“Why the kid-glove treatment on someone who would have faced serious criminal charges, had she lived?”
Should there be legislation declaring a moratorium on GMO taro? Hawaiian activist Walter Ritte said yes; Stephanie Whalen, president and director of the Hawaii agriculture research center, argued no.
Yes, there is a highly visible cultural claim of creation via the story of Haloanaka, the stillborn older brother of, at least, the Hawaiian race, which seems to be universally accepted among Hawaiians today. This moolelo (story of significance) is told through the Kumulipo as composed by King Kalakaua. He composed this in answer to the American sugar barons who were attempting to discredit his claim to royal lineage. Kalakaua’s presented his royal genealogy back to the 11th century and celebrated the native cultural ways which had been denounced as sinful.
As such, this moolelo is of significant cultural value to Kalakaua’s blood line, and perhaps, to any of his subjects without a moolelo of creation of their own. This kind of mookuauhau (chant of authorizing genealogy) was historically kept for recitation in the royal courts and only by rare, select individuals. Kalakaua had a reason for making his public. Today, those that claim their individuality and origin through the Kumulipo are blood descendants of Kalakaua, hanai through protocol of Kalakaua, have no mookuauhau of their own and adopted Kalakaua’s or presume there is only one Kumulipo.
The real issue here is disenfranchisement and the failure of government since the beginning to ensure consensus and goodwill in governance. So, today, the Kumulipo serves as a rallying point for the disenfranchised. It could easily be many other undisputed cultural points as well.
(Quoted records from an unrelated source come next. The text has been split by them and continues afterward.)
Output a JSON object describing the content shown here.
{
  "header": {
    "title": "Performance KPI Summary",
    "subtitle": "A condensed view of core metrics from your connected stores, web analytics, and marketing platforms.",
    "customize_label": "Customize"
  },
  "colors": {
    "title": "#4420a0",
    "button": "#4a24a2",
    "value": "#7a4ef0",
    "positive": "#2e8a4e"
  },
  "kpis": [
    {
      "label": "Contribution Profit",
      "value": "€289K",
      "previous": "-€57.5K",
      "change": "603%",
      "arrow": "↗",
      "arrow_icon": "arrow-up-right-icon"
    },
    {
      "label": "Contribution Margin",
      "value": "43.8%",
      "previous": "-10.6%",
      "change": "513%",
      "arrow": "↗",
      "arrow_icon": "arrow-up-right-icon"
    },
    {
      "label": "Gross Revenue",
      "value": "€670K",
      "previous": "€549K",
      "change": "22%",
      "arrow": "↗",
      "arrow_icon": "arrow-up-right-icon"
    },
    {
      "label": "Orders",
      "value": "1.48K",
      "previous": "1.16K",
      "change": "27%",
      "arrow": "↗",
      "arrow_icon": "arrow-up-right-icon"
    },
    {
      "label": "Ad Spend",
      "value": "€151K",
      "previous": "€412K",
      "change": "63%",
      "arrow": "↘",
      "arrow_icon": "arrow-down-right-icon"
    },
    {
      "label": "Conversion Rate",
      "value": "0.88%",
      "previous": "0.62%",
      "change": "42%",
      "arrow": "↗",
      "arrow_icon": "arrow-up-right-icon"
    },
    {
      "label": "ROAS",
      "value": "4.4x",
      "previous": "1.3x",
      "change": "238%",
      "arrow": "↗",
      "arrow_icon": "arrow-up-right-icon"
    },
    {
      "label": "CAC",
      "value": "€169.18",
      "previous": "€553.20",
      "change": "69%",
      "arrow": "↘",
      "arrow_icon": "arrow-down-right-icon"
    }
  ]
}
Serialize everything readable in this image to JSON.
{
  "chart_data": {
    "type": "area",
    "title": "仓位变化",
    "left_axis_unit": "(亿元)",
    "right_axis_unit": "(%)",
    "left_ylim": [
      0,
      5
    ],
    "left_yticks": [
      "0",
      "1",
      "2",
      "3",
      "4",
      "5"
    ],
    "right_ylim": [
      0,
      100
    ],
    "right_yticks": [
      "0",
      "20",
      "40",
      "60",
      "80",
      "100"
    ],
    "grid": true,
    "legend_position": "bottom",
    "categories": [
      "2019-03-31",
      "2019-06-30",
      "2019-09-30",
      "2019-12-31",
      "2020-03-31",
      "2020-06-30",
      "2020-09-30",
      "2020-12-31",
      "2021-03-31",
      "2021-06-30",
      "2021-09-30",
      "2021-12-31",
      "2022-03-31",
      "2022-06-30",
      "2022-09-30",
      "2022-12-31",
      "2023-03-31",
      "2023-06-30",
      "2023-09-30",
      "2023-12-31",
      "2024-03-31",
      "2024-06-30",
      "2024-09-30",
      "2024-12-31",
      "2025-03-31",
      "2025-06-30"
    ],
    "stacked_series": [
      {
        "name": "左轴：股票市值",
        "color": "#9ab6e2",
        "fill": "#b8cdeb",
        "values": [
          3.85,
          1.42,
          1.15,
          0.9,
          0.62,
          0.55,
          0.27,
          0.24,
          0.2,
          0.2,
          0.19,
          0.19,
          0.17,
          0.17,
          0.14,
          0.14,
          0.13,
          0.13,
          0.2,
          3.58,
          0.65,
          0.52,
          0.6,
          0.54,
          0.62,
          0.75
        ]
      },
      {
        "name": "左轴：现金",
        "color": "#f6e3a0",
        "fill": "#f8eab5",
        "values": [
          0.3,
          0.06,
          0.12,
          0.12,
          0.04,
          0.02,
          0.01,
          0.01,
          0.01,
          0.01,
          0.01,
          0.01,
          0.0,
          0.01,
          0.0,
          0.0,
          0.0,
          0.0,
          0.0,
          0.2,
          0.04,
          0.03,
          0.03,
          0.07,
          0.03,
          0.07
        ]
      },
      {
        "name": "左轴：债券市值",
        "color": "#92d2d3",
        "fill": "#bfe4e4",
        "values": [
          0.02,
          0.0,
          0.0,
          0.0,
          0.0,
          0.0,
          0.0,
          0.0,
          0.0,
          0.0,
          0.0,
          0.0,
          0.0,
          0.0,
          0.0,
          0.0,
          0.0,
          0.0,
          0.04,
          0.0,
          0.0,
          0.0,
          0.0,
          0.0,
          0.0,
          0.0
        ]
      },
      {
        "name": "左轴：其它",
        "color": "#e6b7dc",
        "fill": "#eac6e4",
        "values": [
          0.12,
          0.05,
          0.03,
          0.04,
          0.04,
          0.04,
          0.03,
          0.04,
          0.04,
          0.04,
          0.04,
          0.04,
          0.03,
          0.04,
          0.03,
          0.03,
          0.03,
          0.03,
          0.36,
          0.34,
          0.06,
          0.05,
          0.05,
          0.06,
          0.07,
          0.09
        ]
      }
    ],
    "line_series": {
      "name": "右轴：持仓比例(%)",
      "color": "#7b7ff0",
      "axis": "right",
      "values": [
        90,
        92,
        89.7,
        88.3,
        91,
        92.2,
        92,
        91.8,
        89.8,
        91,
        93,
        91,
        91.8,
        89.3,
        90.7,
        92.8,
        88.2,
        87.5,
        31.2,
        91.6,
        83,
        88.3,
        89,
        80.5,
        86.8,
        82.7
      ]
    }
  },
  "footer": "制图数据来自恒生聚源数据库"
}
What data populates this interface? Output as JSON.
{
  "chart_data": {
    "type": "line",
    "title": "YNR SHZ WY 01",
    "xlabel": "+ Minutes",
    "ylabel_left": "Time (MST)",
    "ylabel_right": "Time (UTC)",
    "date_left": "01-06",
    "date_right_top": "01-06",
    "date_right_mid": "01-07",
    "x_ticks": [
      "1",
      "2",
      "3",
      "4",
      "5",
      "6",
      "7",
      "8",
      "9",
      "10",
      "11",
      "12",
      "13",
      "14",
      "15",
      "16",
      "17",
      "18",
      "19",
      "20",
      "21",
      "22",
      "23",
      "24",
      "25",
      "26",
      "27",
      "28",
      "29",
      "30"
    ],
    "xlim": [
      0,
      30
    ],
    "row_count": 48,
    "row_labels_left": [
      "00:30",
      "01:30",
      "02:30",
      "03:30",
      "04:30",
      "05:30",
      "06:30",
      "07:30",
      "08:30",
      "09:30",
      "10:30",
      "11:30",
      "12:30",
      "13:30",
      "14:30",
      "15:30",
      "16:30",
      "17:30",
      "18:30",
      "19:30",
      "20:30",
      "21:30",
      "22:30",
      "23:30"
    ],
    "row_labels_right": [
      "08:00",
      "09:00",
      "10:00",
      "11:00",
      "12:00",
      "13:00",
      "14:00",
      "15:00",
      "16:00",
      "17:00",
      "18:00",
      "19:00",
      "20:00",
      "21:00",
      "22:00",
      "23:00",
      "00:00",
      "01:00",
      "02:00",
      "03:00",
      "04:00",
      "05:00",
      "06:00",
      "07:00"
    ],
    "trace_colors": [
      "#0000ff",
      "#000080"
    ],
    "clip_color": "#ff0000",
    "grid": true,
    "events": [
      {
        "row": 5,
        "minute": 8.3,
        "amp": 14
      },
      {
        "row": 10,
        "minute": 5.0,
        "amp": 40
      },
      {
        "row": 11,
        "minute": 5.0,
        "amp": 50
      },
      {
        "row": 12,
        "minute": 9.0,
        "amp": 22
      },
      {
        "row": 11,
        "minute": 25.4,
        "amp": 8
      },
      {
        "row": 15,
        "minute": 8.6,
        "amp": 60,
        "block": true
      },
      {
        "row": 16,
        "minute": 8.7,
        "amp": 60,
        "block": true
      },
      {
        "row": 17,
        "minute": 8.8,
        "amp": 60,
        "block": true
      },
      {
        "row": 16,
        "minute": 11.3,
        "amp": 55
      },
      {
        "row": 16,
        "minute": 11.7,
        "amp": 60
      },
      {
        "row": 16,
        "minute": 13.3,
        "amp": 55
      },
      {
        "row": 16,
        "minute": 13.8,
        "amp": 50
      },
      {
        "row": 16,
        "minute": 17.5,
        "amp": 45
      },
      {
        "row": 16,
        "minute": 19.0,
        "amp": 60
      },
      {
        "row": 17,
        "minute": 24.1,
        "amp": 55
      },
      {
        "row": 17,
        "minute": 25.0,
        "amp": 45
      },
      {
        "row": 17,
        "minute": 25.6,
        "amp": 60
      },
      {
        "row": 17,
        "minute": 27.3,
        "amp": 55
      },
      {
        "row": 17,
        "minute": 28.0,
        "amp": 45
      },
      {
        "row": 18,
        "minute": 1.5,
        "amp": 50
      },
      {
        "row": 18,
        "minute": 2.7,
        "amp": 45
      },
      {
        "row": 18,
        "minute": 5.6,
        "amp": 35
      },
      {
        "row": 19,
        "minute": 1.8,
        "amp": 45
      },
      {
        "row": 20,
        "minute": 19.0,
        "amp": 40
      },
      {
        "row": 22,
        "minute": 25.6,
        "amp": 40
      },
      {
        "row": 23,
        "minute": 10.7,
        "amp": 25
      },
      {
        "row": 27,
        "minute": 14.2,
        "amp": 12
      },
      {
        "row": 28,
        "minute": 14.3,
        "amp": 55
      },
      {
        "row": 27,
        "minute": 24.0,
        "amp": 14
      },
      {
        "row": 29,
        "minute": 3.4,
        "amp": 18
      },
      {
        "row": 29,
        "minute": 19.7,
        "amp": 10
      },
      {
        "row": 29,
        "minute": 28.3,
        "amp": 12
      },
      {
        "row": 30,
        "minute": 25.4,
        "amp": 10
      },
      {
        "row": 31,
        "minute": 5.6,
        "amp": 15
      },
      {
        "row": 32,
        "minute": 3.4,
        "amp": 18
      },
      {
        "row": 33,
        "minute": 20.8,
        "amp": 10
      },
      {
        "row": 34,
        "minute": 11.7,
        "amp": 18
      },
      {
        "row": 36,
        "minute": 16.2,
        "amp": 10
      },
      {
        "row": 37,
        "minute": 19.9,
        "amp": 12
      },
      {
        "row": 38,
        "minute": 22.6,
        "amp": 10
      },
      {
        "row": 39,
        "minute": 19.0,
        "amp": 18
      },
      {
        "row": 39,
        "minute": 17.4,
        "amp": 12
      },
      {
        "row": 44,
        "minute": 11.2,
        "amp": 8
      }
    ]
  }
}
In answering Walter Ritte, it is unrealistic to put up a Stephanie Whalen. The reverse is also true. Only a Ritte can answer a Ritte and a Whalen answer a Whalen. If you wish to opine on the virtue of legislation from Ritte’s point of view, then the consideration of the cultural aspects of the host culture cannot be diluted. If opinion is to be had on legislation with respect to socioeconomic utility in science, then that should not be diluted as well. Either one, both, or neither may be cause enough to deny or affirm a piece of legislation.
GERRY NALIKOLAUOKALANI-A-PAKI, KAILUA
“Passive Aggressive” 02/08
In his Editor’s Page, A. Kam Napier wrote that local media went soft on the actions of local playwright Lisa Matsumoto, who was killed after she drove the wrong way on the H1 with a blood alcohol level of 0.242.
Thank god someone in the media has some decency. Give A. Kam Napier whatever media award they give out for truth in reporting. What the hell is wrong with the media here? Why the kid-glove treatment on someone who would have faced serious criminal charges had she lived? Almost to the discredit of the survivor driving the right way on the freeway.
All the smiley TV anchors lamenting the loss of the famed and talented playwright with no mention whatsoever of the impact the accident will have on the survivor. And what about the people who let her drink and drive?
PAT KELLY, HONOLULU
What did not seem to sink in with The Advertiser or other local media is that Cassie Olaivar could have been your wife, your son, your spouse.
SCOTTY ANDERSON, HONOLULU
Finally, someone has spoken out about the media’s outrageous coverage on Lisa Matsumoto. Every time I read an article or watched the TV news about the incident, I became annoyed. How dare the media downplay the facts of this incident. Matsumoto was a drunk driver. Thank goodness she didn’t hurt or kill more people.
SANDRA KOBAYASHI, WAILUKU, MAUI
Ahana Koko Lele
In our March issue, the photo credit for “In My Words: Charles Strang,” should have read Mark Arbeit. In our “Best of Honolulu” story, the Best Sportscaster’s name was misspelled. It’s Kanoa Leahey. The photo of Best Spa (Splurge) should have had a photo credit credit to: Jonas Mohr/J.M.E. Contrary to what we wrote in “Dining,” the Royal Hawaiian is not turning the Monarch Room into a steakhouse as part of a renovation.